Pertencem a esta clase, os que nas Concluzoens publicas, poem por-questam principal uma coiza, que nam significa nada, e nam pertence à materia. Confeso a V. P. que quando a primeira vez, vi neste Reino estas concluzoens, fiquei pasmado: e quando vi, que a dita questam nam se-disputa, nem serve de nada, ainda me-admirei mais. Um destes imprime umas Concluzoens de Logica: dedica-as a Cristo Crucificado: (porque estes mosos tem tanta devosam, que em nenhum lugar a-podem encubrir) e poem por-questam principal: Se ficou mais gloriozo Cristo na cruz, que no-Tabor. Outro faz umas concluzoens de Materia Primeira, e poem por-questam: Utrum in Lunæ concavo degant homines? Finalmente é bem raro aquele, que poem questam principal, tirada das-concluzoens: mas ou da-dedicatoria, ou de outra coiza, que nam significa nada. E estarám às vezes semanas inteiras, lambicando o ingenho, para excogitar uma questam sutilisima, que calse bem à dedicatoria. E que chama V. P. a isto? senam dizer mentiras: servir-se de palavras que nam significam nada: improprias ao argumento: só para mostrar, que tem ingenho. Saiem eles logo dizendo, que é um costume antigo:[Pg 179] E eu respondo, que é mao costume: e que se-deve emendar. Na minha Italia poem-se as concluzoens simplezmente, sem estes rodeios. Se as concluzoens sam dedicadas a Cardiais, ou Bispos, ou outras pesoas grandes; estes vam asistir em publico, asentados defronte do-Defendente: o qual porem está na cadeira: e ali faz ao principio um comprimento Latino, à pesoa a quem dedica, breve, e claro: e procura falar em lingua, que todos intendam, e mostrar a sua doutrina sem sutilezas, nem coizas que meresam rizadas.

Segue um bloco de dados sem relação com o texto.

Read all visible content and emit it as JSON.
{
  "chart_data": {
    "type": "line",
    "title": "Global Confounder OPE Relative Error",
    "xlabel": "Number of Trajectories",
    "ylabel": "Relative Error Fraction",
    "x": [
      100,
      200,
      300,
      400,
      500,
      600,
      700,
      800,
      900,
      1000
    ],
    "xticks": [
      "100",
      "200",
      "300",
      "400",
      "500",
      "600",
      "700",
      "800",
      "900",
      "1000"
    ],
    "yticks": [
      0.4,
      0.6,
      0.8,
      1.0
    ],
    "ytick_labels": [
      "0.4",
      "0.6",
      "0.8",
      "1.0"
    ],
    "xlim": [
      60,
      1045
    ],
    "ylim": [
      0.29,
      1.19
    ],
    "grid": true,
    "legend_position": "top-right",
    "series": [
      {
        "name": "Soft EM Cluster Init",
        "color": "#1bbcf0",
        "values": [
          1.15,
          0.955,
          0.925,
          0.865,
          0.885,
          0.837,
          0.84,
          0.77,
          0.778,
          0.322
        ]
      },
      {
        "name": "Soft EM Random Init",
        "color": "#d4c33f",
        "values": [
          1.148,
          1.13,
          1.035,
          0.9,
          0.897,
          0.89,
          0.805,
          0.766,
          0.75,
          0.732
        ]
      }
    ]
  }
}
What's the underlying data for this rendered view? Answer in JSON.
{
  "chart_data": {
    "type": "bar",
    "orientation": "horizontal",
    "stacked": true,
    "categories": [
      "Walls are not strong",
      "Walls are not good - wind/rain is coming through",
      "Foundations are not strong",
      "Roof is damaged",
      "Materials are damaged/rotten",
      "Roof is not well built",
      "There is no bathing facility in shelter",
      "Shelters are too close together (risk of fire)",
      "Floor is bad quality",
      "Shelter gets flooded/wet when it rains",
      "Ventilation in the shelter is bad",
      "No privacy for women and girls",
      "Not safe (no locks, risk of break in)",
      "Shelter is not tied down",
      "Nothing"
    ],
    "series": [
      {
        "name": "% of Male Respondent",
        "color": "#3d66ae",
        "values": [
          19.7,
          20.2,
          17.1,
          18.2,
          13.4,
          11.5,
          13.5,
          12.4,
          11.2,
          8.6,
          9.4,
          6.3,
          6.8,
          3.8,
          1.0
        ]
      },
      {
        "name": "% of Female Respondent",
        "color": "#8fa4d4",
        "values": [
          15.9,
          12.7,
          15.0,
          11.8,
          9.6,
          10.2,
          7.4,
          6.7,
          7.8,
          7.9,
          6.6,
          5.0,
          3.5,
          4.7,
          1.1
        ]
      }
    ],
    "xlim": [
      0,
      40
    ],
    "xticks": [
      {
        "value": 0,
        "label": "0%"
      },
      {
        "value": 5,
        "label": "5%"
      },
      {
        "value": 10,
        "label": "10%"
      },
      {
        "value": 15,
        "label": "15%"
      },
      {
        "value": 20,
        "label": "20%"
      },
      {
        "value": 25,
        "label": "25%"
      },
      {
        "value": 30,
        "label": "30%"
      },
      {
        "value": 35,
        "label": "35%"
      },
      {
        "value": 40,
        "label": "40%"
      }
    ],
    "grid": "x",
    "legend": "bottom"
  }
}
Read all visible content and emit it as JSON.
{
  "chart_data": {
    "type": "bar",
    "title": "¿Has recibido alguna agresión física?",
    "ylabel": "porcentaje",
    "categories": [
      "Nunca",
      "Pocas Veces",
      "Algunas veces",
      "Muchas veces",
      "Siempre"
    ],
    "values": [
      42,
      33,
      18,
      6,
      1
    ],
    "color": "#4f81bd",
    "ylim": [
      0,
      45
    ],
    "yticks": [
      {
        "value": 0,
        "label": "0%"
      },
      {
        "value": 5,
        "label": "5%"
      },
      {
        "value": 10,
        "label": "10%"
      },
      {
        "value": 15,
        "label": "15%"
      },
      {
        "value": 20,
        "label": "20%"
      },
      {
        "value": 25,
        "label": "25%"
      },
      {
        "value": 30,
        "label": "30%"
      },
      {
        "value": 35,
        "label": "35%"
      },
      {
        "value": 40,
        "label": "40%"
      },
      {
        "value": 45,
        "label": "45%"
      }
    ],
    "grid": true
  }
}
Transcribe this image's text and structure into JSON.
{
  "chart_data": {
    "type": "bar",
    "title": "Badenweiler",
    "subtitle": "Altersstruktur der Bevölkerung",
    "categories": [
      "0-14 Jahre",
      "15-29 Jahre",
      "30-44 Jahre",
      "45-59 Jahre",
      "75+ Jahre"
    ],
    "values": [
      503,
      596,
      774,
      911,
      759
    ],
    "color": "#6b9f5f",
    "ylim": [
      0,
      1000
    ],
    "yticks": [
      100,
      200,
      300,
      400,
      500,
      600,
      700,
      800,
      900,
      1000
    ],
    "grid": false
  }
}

Nem intenda V. P. que estes defeitos que aqui aponto, sam de um ou dois autores: nam senhor, sam gerais. Leia V.P. estas obras Portuguezas modernas, principalmente orasoens Academicas, em que fazem ostentasam, de toda a erudisam e advertencia; e confirmará o que digo. * * * Entre os modernos, o Conde da-Ericeira tem muito disto, como ja disemos. Comesa as suas coizas com uns rodeios, e umas oscuridades, que sem comentos nam se-intendem. Daqui pasa a acarretar, tudo quanto leo: e comumente dezempara o asumto, para dizer o que lhe-ocorre. v.g. No-elogio Funebre de Francisco Dionizio de Almeida diz, que tomava por-empenho, descrever o elogio de Tito Pomponio Atico, que morrèra no-dito dia. Mas sem falar em Atico, mete outras noticias estrangeiras, e diz mui pouco do-defunto. Promete encarecer a perda do-defunto: mas nada disto faz. O mesmo Conde no-elogio do-Papa Inocencio XIII. declara logo, que nam seguirá os preceitos da-Retorica, mas da-Istoria: e com efeito faz um catalogo difuzisimo e insoportavel, da-gerasam do-dito Papa: e deste nam diz nada. Devendo porem saber, que a obrigasam sua era, exaltar as virtudes do-seu eroe, e nam as dos-pasados. Pois asimcomo nenhuma molher feisima merece ser louvada, porque é filha, de uma molher mui bonita: antes polo contrario, a fermozura da-maen dá ocaziam, paraque nos-admiremos da-filha: asim tambem as virtudes dos-pasados, nam servem de panegirico aos prezentes: é necesario mostrar, que estes excedem os seus maiores, nas mesmas asoens. Do-que fica claro, que o dito Conde sabia pouco, elogiar. E nam se podia esperar menos, de um omem que protesta, de nam seguir a Retorica. E quantos parentes, quero dizer, apaixonados, nam vemos deste fidalgo! Mas sem nomiar mais ninguem, provarei tudo com outra orasam, feita na morte, de D. Manoel Caietano de Souza: da-qual porem[Pg 180] nam sei quem é o autor, nem onde foi impresa; porque uma que achei em certa parte, e ainda conservo, nam tem as primeiras folhas, e comesa na folha 7. Mas seja quem for, é moderno: vistoque o Souza morreo á pouco tempo: e se V. P. a-tem lido, achará uma grande prova do-que digo.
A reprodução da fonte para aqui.